LG Energy Solution, Samsung SDI, SK On and other Korean companies in the electric vehicle (EV) battery industry are cleared to continue their expansion in the United States, as Washington decided to grant tax incentives when battery materials are processed in Korea, according to industry officials and the government, Sunday.

On Friday, the U.S. Treasury Department issued the Notice of Proposed Rule-Making guidance of the Inflation Reduction Act (IRA), which took effect last August.

According to the detailed guidance, key battery materials such as cathodes and anodes are excluded from the list of battery components, which means battery materials processed in Korea are eligible for tax credits even if the processed minerals are sourced from countries that have not signed free trade agreements (FTAs) with the U.S. The guidance will be effective from April 18.

The announcement eased concerns for Korean companies that source a large portion of their minerals for battery materials from China.

Regarding the announcement, the Ministry of Trade, Industry and Energy said the detailed guidance resolved much of the uncertainties in the domestic battery and material industries.

“President Yoon Suk Yeol has communicated with the United States Trade Representative asking for consideration of the concerns of Korean companies so that they won't suffer in connection with the IRA. The related ministries such as the industry ministry have made their best efforts to reflect our opinions (to the U.S. side) through official channels and consultations,” Industry Minister Lee Chang-yang said.

“The government will continue its active support of our industry to recognize the IRA as a new opportunity and respond actively.”

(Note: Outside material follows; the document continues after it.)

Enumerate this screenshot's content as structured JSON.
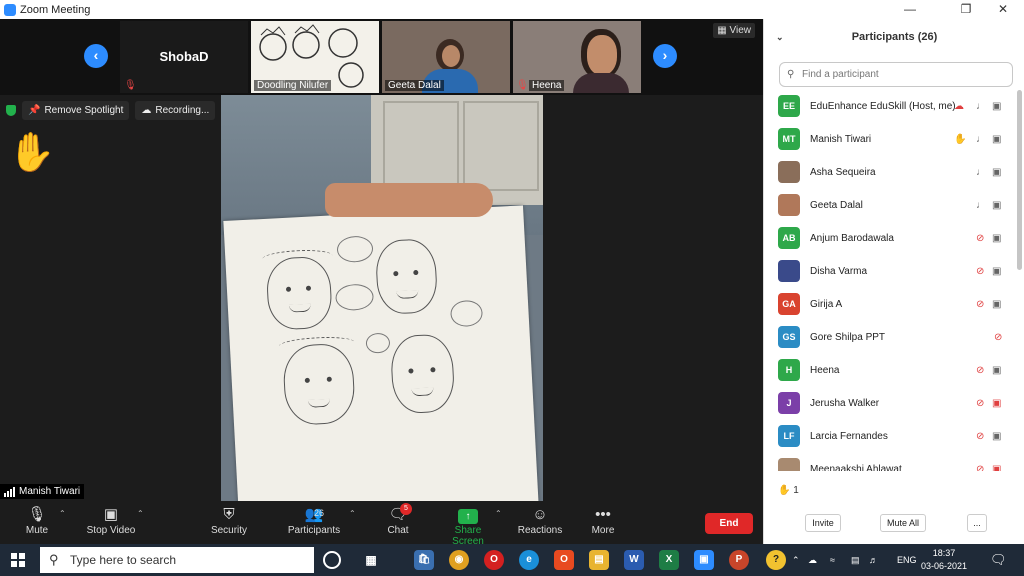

However, concerns remain, as the Treasury Department said the battery components and materials used in EVs should not be sourced from “Foreign Entities of Concern” from 2024 and 2025, respectively.

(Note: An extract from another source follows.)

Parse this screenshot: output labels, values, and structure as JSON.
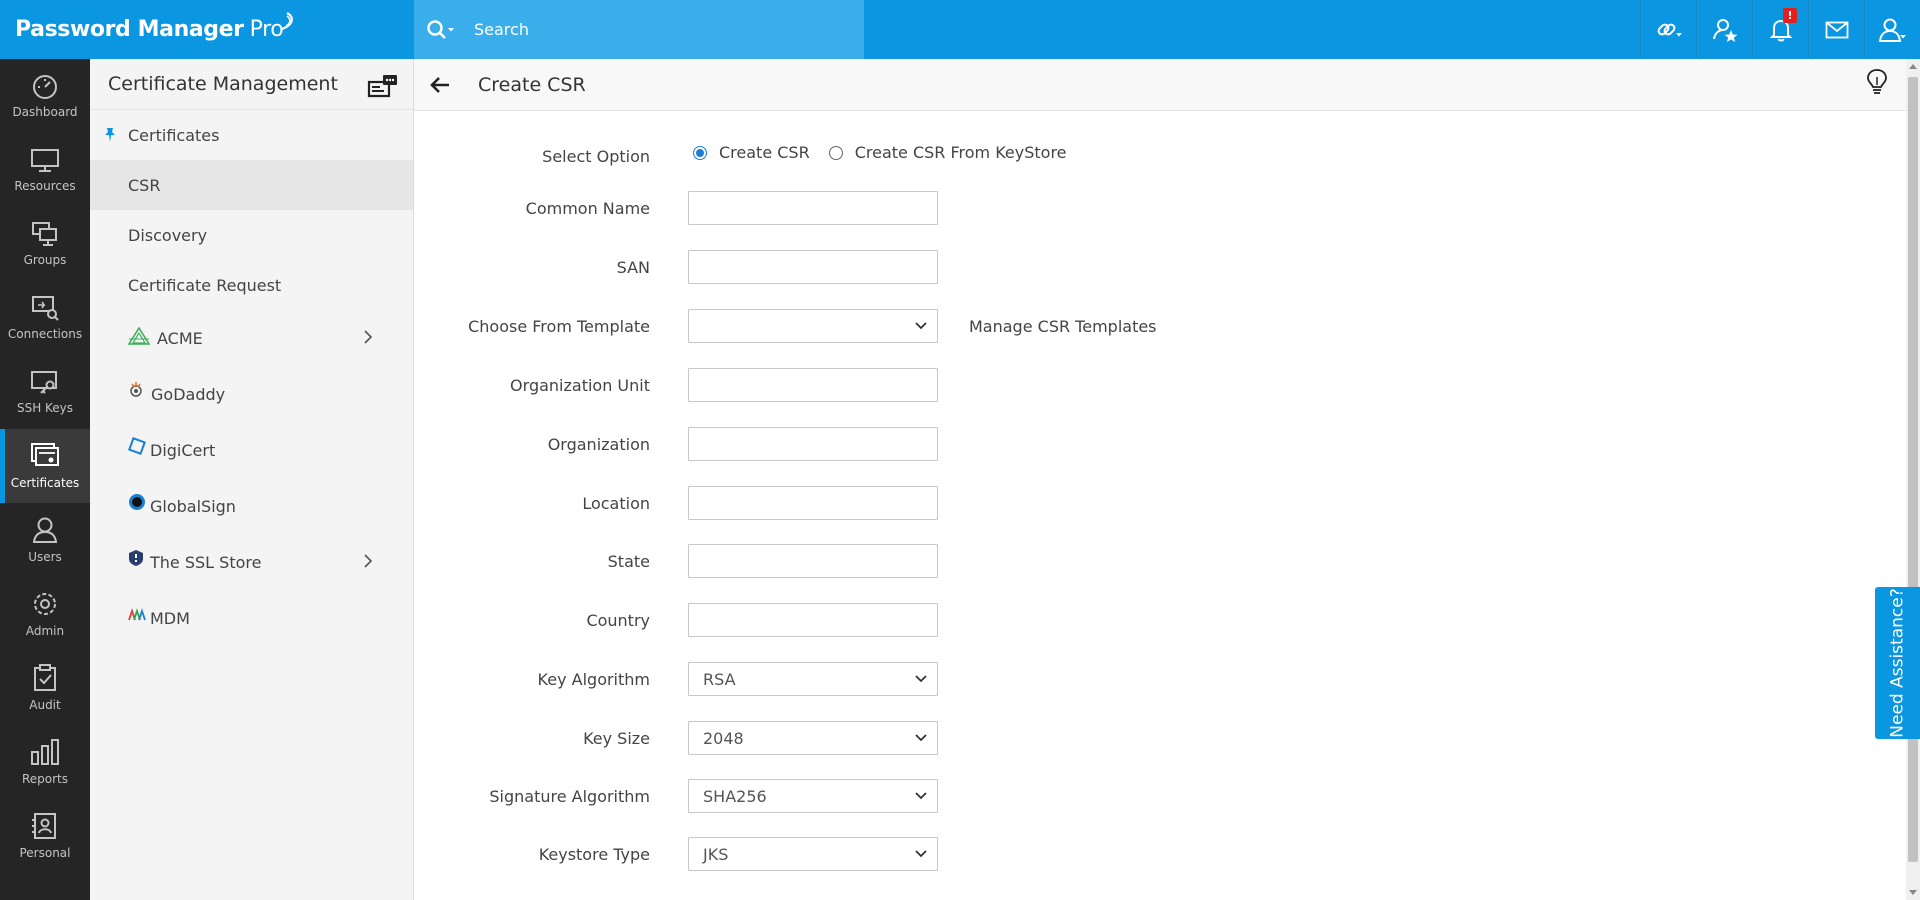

Though the Treasury Department didn't specify what entities are included in “Foreign Entities of Concern,” the industry view here is Chinese companies will be included on the list.

Due to concerns that Washington has been trying to restrict import of minerals from China, Korean companies have been diversifying their supply chains for battery materials to other countries such as Indonesia and Argentina.

“It is welcome that battery materials processed in Korea are eligible for tax credits. But the details need to be weighed further and it is also necessary to consider things that are not yet announced,” an official form a domestic battery company said on condition of anonymity.

The Korea Battery Industry Association, representing the country's battery companies, also gave a positive comment on the guidance, saying the details will provide momentum for strengthening the battery alliance between the two countries.

“When anode and cathode materials are processed in Korea, which has an FTA with the U.S., our battery manufacturers will benefit from the IRA because it will be easier to meet the parts and minerals requirements of the guidelines,” the association said. “The requests from the Korean battery industry and the government were reflected in the guidance. This will become an opportunity to achieve a win-win for the two nations.”